I've uploaded a .qvw with the solution to your answer: http://community.qlik.com/docs/DOC-7287
To show the average dangerlevel in the gauge you can use the following expression with set analysis, respectively for source01, source02 and source03: =avg({<sourceId={'source01'}>}dangerLevel)
best regards, wouter
I understand the example, but I still didn't get it to work in my actual app.
I use a SQL database which I import into qlikview.
Does the following statement in your load script really matter:
(ooxml, embedded labels, table is Danger);
As I could not use that with my SQL statement.
(ooxml, embedded labels, table is Danger) is a filter that tells the load statement what kind of source file it's dealing with. ooxml means an .xlsx excel file. Embedded labels means to use the column names in the excel table as field names. Danger is the sheet name from the excel file that should be loaded.

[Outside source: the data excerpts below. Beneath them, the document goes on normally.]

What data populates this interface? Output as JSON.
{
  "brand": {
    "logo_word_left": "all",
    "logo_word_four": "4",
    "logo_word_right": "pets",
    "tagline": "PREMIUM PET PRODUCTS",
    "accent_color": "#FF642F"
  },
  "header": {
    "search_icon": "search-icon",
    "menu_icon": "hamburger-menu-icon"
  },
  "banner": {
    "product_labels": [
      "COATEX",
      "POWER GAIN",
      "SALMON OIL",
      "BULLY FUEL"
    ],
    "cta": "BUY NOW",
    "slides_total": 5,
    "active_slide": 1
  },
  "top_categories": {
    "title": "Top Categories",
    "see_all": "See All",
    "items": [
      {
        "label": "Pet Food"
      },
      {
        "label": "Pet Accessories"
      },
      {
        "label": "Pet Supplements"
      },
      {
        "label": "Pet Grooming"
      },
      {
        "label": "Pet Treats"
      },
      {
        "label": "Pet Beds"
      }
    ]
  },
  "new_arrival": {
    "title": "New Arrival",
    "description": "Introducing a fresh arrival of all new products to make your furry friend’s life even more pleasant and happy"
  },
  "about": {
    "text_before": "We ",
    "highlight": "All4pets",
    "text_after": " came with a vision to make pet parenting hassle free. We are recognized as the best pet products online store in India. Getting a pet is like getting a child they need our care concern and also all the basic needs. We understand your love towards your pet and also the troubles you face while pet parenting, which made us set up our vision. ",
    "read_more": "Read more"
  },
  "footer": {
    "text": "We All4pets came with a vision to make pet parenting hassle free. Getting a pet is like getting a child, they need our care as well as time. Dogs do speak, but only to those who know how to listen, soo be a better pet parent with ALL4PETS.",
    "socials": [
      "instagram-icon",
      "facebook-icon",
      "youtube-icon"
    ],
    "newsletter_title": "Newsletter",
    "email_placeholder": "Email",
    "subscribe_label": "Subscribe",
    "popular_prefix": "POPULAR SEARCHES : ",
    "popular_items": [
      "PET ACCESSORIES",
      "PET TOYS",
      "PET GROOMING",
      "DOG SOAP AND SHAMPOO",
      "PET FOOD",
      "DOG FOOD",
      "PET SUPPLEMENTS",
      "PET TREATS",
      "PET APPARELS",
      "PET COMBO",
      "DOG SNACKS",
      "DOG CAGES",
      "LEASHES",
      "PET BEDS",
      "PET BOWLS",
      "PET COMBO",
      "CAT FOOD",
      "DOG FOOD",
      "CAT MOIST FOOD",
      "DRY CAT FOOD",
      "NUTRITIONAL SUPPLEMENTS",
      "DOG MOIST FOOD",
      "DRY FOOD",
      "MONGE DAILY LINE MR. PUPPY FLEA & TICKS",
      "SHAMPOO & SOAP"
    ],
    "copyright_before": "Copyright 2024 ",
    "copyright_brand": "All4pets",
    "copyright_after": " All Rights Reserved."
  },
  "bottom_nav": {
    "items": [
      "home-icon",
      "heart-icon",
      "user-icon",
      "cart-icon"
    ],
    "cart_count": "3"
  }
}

For getting data from an SQL database you first open a connection to the database using the CONNECT statement. You then use a SELECT statement to get the data from the database. Optionally you can use a preceding LOAD statement to further process the data you retrieve from the database.
I imported the database earlier, that was not a problem.
But when I change this: =avg({<sourceId={'source01'}>}dangerLevel)
to this: =avg({<TerminalId={'769DC483-C9C5-41A1-83A1-9EDQ00FEF087'}>}DangerLevel)
It does not show anything, giving 'No data to display' in the gauge object.
This is my import statement:
Dangers:
SQL SELECT DangerId,
DangerLevel,
TerminalId
FROM database.Dangers;
The import is succesful.
EDIT:
Somehow the Id's get between brackets when imported.
The following statement worked:
=avg({<TerminalId={'{769DC483-C9C5-41A1-83A1-9EDQ00FEF087}'}>}DangerLevel)
Without looking at the actual data I cannot say why you get that message.